21 aprile 2010

The Decline

Raga il viaggio quieto è finito per cui direi di chiudere qui l'esperienza blog.
L'idea è comunque quella di trarne una sorta di libro. Vi tengo aggiornati.

11 aprile 2010

Oba-chan

Ok, Giappone. In sintesi: un mese di vita chinato in avanti. Dovunque mi trovassi c'era il rischio di sbattere la testa. Un lampadario, una porta beffarda, c'era sempre qualcosa che cercava di colpirmi senza pietà. E spesso ci riuscivano, maledetti oggetti inanimati col vizio di mirare agli umani più alti di 1.80. Che poi mi chiedo: Sendoh come faceva a muoversi con quella classe pur essendo più o meno della mia altezza? Non c'era mai nulla nella sua traiettoria. Giusto un paio di avversari da infinocchiare prima di pigiarla in testa al Maki della situazione. Ma giusto loro.

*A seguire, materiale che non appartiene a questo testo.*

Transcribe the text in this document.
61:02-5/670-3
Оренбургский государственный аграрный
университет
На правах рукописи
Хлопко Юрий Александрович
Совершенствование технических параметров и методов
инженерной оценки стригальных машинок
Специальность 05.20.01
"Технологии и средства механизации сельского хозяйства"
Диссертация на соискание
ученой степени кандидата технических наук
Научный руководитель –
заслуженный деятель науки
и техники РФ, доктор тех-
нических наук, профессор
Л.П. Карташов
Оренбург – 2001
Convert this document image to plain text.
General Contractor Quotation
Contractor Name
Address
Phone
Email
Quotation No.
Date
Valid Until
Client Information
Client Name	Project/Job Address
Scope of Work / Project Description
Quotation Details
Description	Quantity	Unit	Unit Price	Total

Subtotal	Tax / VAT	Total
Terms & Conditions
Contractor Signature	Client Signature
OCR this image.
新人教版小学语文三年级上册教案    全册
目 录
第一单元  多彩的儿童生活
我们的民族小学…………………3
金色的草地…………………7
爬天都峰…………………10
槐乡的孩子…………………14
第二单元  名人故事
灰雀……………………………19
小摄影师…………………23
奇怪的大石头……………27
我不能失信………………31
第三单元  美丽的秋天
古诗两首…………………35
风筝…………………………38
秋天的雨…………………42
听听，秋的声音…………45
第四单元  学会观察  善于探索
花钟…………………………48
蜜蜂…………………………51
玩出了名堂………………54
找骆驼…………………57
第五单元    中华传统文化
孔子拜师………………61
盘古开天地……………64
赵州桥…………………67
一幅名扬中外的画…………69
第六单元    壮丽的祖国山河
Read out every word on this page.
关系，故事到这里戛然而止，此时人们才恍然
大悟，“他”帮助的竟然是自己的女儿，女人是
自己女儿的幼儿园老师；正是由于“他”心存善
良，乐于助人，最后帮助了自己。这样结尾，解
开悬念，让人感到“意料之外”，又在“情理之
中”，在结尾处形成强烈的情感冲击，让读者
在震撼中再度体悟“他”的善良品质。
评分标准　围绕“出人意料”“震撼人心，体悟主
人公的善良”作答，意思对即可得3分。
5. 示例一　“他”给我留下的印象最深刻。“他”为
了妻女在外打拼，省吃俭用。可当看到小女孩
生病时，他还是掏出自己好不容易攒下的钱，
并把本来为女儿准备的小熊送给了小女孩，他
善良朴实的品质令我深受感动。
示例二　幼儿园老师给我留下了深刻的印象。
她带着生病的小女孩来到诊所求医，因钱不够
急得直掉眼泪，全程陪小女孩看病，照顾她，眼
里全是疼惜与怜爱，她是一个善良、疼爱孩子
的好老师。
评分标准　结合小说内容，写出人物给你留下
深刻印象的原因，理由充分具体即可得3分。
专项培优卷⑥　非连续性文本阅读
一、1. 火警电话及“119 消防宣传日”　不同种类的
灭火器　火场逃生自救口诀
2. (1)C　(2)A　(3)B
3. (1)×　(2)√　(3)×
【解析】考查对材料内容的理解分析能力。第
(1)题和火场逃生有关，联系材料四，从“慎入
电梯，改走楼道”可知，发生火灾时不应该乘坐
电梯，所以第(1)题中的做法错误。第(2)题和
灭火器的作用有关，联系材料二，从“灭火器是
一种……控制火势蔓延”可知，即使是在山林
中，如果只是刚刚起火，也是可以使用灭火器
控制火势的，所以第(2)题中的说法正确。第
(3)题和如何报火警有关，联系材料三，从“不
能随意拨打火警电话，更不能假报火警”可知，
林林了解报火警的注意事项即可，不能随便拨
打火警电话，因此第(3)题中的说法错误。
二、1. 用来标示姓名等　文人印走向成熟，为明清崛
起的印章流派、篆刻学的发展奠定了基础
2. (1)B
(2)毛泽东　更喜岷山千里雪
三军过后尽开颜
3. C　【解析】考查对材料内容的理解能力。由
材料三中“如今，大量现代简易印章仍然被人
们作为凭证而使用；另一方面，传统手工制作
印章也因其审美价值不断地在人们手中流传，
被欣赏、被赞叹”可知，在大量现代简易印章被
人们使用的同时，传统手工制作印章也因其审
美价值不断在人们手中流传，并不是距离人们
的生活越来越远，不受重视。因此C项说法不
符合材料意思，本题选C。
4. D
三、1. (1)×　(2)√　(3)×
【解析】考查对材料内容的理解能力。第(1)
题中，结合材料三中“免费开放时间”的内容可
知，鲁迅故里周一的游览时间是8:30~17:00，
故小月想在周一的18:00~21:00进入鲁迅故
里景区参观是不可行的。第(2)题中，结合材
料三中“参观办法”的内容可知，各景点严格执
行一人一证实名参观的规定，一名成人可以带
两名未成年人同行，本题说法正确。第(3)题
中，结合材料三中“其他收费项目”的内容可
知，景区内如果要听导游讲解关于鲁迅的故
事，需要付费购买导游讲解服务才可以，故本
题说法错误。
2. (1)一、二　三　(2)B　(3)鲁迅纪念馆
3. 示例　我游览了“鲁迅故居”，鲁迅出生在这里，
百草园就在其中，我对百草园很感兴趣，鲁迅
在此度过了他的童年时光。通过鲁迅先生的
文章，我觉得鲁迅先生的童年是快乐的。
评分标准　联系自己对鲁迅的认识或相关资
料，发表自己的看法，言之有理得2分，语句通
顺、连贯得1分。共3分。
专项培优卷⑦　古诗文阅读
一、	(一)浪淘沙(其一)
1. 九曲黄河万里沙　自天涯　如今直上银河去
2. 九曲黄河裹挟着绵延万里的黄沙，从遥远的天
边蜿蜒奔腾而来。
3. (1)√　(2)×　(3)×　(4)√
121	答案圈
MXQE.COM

Ok, Giappone. La prima parte era per specialisti. Agli altri cercherò di badare ora.
Viste in fila Hiroshima, Nagasaki. Son passati sessantacinque anni da quando han deciso di rimuoverle dalle carte geografiche. Il Giappone si stava per arrendere, lo sapevano tutti, pure giù a Washington. Han deciso comunque di rimuoverle. E adesso giri l'angolo del Parco della Memoria e ci trovi KFC: strano modo di far la pace.

A Yame (isola di Kyushu) sono uscito dalla stazione e c'erano un signore e una signora che mi guardavano inebetiti. Li conoscevo? Manco per idea, ma qualcuno dall'Italia aveva detto loro di venire a prendermi, portarmi a casa e trattarmi come un figlio. Adesso li chiamo oto-san e oka-san (papà e mamma) e loro ne sembrano contenti. Comunque il giorno che sono arrivato puzzavo come una capra e non avevo vestiti puliti da mettermi. Era tempo di fare un ciclo di lavatrice. Ho guardato nelle tasche dei jeans e non ci ho trovato niente. Io guardo sempre nelle tasche dei jeans prima di metterli a lavare, me l'ha insegnato mia nonna. Poi quando la lavatrice ha finito, ho tirato fuori i vestiti e c'erano centinaia di piccoli pezzi di carta sparsi sulle felpe e sulle magliette. Oto-san li guardava divertito. Kami, kami. Un sacco di carta. Ridevo anche io, chissà quale inutile bigliettino sarà rimasto dentro.
Tre giorni dopo alla stazione ho cercato il mio Rail Pass nello zaino e ci ho trovato dieci centimetri cubi di nulla. Spero che mia nonna non venga a saperlo.

I giardini di Okayama non ve li racconto nemmeno perché usare la mia volgare prosa per farlo sarebbe diffamatorio.
Il castello di Himeji invece non si offende. Va bene, ho sbagliato io ad andarci di domenica ma un'ora per prendere il biglietto e tre abbondanti per girare attorno al castello paiono esagerate anche a un tipo paziente come me. Segnalo comunque che i giapponesi si profondevano in cori di stupore ogni volta che la fila concedeva loro di avanzare un metro. Al terzo piano della torre principale ho detto basta. Continuate a stupirvi fino al quinto, ciao.

Che altro c'è. Kyoto, certo. Potrebbe tranquillamente essere la città più bella del mondo, però un giorno nevicava , un giorno diluviava e il giorno in mezzo ero depresso. Alla fine è solo la città più bella che ho visto negli ultimi quattro anni. Vancouver sei ancora mon amour.

E a chiudere Tokyo. Ci sono arrivato scarico e non è esattamente il posto ideale per farsi cogliere passivo dalla folla impazzita di Shibuya. Gente, gente, gente. Ce n'è talmente tanta che fai fatica a scorgere i grattacieli dietro i quintali di trucco delle ragazzine.
Tra le poche cose capitatemi in questo oceano di passività: l'hanami alla base americana. Hanami designa il picnic nipponico primaverile che si consuma tradizionalmente sotto i ciliegi in fiore. Base americana designa una base americana. Oltre ai soldati dentro ci sono le famiglie ciccione dei soldati, campi da golf, il venditore di hot dog e Subway. Torniamo ai ciliegi. Direte, maraviglia delle maraviglie. Va bene, piacciono anche a me, ma diamine quando ne vedi diecimila nell'arco di una settimana sembrano un po' meno speciali. Io preferisco i fiori del prugno.
Mia nonna mi dava sempre del Bastian contrario quand'ero bambino. Mi piace pensare che mi stesse facendo un complimento, e che lo sapesse.